8. For any of the Platinum plans, if they are the most comprehensive health coverage available, do we still expect to pay out of pocket cost for labor and post delivery care? under what circumstance, we may pay out of pocket cost? how much is maximum? is there a limit?
The metal level of plan determines how much of the health cost will be covered. A Platinum level plan covers 90% of average costs. The remaining 10% is paid for by the user of the insurance. Out of pocket maximum for a single person (like in the case of a New Born or GS) is $4,000 total per year for the Platinum plan. The birth of the child is usually covered under the GS policy with the same limitations. Post-delivery care costs are covered under the New Born Health Insurance (once it is established). If no insurance exists for the New Born then the IPs will be responsible for all costs. See the coverages and details for each in the link.
9. Other Surrogate agencies do not charge $1000 insurance managment review fee, why are you charging this fee?
Our costs are based on the most comprehensive research, analysis and health care that can be provided to a GS or a Newborn. This level of quality and liability mitigation is the highest in the industry. Lesser cost services may give you some of same protections but in combination with the high level of quality that OFG has established nothing less can be provided by Omega Family Services to the IP.
10. For IUL, we don’t feel it’s reasonable to pay for permanent life insurance coverage for GS, we should only pay for GS during the term of the contract.
The IUL coverage for the GS is only during the contract period. No further premium payments are made to this specific insurance beyond the birth of the child. This higher level of protection is for the benefit of the contract and not solely for the GS or her family. The standards set by OFS and OFG are the highest in the industry and it is because of features like the IUL that makes the quality of what we provide above all the rest. All of our policies can be assumed by the GS.
11. If we don’t have to pay for GS during 1st trimester, then if there are any complications with the pregnancy resulting in extra medical expenses which can be pretty expensive as we understand, who pays for it?

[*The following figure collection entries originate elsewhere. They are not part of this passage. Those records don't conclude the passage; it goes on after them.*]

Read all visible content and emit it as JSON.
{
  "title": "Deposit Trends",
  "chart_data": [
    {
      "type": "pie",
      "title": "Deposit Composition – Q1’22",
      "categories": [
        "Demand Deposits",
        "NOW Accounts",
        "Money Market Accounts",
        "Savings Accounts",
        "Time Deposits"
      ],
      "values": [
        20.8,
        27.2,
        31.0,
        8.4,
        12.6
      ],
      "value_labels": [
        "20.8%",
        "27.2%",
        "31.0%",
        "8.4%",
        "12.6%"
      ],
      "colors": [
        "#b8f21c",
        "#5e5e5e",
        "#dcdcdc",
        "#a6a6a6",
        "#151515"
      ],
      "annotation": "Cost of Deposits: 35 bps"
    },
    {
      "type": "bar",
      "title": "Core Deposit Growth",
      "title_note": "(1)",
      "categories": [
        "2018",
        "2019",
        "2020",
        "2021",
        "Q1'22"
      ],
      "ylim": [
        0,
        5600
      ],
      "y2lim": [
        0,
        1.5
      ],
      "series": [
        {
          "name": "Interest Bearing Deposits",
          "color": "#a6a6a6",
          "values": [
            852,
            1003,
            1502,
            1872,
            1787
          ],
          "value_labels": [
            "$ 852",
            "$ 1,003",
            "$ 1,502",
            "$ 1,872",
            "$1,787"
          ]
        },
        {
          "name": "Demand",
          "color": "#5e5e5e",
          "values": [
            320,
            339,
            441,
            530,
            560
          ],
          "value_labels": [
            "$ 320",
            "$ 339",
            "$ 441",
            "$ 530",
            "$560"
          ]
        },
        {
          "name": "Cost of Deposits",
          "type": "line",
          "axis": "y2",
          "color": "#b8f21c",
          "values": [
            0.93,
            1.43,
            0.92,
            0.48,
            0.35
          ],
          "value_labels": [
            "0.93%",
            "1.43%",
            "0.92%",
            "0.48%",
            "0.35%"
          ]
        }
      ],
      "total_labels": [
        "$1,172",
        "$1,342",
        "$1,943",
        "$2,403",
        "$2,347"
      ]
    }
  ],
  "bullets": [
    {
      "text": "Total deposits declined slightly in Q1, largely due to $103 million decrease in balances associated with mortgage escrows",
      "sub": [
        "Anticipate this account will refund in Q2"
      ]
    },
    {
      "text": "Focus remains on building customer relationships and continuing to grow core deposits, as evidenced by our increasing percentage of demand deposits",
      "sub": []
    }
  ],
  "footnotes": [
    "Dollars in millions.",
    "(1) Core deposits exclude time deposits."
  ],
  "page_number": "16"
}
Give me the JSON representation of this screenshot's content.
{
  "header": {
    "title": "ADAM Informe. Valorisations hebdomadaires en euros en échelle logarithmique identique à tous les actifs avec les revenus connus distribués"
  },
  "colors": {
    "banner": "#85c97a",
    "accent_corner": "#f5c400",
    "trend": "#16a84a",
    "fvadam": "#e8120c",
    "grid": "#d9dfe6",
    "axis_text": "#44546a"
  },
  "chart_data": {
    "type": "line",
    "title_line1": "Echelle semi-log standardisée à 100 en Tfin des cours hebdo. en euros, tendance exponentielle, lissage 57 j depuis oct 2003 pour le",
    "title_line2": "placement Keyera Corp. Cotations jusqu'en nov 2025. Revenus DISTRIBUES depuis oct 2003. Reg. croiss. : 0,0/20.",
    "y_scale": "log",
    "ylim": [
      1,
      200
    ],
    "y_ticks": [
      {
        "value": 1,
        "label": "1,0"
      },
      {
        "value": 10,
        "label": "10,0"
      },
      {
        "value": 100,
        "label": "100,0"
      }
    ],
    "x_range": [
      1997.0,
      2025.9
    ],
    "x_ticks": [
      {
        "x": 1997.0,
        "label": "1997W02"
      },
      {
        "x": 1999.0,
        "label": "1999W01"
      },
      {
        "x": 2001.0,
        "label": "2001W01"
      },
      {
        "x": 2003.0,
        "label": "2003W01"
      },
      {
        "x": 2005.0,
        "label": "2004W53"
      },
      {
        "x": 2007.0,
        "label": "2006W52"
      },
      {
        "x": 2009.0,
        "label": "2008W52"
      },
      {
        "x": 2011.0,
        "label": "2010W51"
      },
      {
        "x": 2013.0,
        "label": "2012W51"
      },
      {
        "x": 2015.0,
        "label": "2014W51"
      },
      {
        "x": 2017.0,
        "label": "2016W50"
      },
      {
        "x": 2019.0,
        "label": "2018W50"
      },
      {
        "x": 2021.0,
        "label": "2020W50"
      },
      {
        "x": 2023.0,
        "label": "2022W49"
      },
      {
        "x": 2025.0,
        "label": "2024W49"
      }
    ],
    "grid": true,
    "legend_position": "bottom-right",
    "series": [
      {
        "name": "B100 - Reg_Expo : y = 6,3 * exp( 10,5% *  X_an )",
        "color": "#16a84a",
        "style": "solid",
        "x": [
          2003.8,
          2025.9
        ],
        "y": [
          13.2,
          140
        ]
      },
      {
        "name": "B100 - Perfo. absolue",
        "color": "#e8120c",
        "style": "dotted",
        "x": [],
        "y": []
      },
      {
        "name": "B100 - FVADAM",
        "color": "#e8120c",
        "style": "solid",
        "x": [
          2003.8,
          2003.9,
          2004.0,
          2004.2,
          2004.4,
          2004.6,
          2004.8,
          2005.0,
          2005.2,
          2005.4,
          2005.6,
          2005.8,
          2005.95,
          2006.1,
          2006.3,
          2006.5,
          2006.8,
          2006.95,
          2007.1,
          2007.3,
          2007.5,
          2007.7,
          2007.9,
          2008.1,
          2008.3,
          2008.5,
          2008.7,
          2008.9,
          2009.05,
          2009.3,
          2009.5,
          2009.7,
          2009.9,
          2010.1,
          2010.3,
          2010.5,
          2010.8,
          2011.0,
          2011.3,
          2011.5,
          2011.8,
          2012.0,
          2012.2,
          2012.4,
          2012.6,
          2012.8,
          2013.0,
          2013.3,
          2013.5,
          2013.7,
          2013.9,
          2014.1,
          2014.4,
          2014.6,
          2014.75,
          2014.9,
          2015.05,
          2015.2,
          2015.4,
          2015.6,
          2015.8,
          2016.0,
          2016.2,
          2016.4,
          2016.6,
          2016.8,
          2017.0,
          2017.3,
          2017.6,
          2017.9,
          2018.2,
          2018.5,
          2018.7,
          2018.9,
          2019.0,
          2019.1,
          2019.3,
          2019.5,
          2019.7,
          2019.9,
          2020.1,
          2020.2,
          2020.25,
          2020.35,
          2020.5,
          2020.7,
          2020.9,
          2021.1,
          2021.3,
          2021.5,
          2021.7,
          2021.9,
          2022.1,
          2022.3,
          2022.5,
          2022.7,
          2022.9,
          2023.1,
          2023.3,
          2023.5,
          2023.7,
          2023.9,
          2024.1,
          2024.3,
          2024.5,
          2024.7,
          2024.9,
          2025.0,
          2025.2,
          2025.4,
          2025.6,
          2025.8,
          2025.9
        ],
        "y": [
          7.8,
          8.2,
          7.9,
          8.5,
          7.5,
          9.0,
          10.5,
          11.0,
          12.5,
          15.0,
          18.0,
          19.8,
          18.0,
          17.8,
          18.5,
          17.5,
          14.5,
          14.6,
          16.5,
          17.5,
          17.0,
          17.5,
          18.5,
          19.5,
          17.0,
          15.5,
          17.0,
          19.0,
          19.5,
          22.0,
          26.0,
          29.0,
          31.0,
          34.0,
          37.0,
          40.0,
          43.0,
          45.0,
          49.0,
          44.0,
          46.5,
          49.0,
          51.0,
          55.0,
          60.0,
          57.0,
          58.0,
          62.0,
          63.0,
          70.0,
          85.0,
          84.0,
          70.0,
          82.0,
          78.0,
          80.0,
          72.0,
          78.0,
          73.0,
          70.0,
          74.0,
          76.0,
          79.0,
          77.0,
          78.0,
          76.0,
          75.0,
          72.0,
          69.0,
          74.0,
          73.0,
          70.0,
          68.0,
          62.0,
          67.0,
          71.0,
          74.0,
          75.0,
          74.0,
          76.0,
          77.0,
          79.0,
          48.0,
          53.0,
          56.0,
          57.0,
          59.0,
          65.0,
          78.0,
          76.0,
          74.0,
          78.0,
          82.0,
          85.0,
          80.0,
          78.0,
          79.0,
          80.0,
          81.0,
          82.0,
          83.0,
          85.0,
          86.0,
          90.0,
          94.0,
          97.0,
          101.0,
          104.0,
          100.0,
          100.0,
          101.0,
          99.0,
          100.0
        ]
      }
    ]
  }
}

In this case we’d rather pay for our GS health insurance from the beginning of her pregnancy. The Health Insurance needs are typically covered during the first trimester, as the GS is undergoing the IVF, by the IVF Clinic. Private Health Insurance can be set up prior to the GS getting pregnant. This is a matter of prior planning by OFG and the IPs. In some cases OFG will already have Health Insurance covered for the GS during the open enrollment to provide for this exact situation. If you wish to have a GS that will have private Health Insurance coverage throughout the entire surrogacy journey please contact your Case Manager and inform them of your wishes.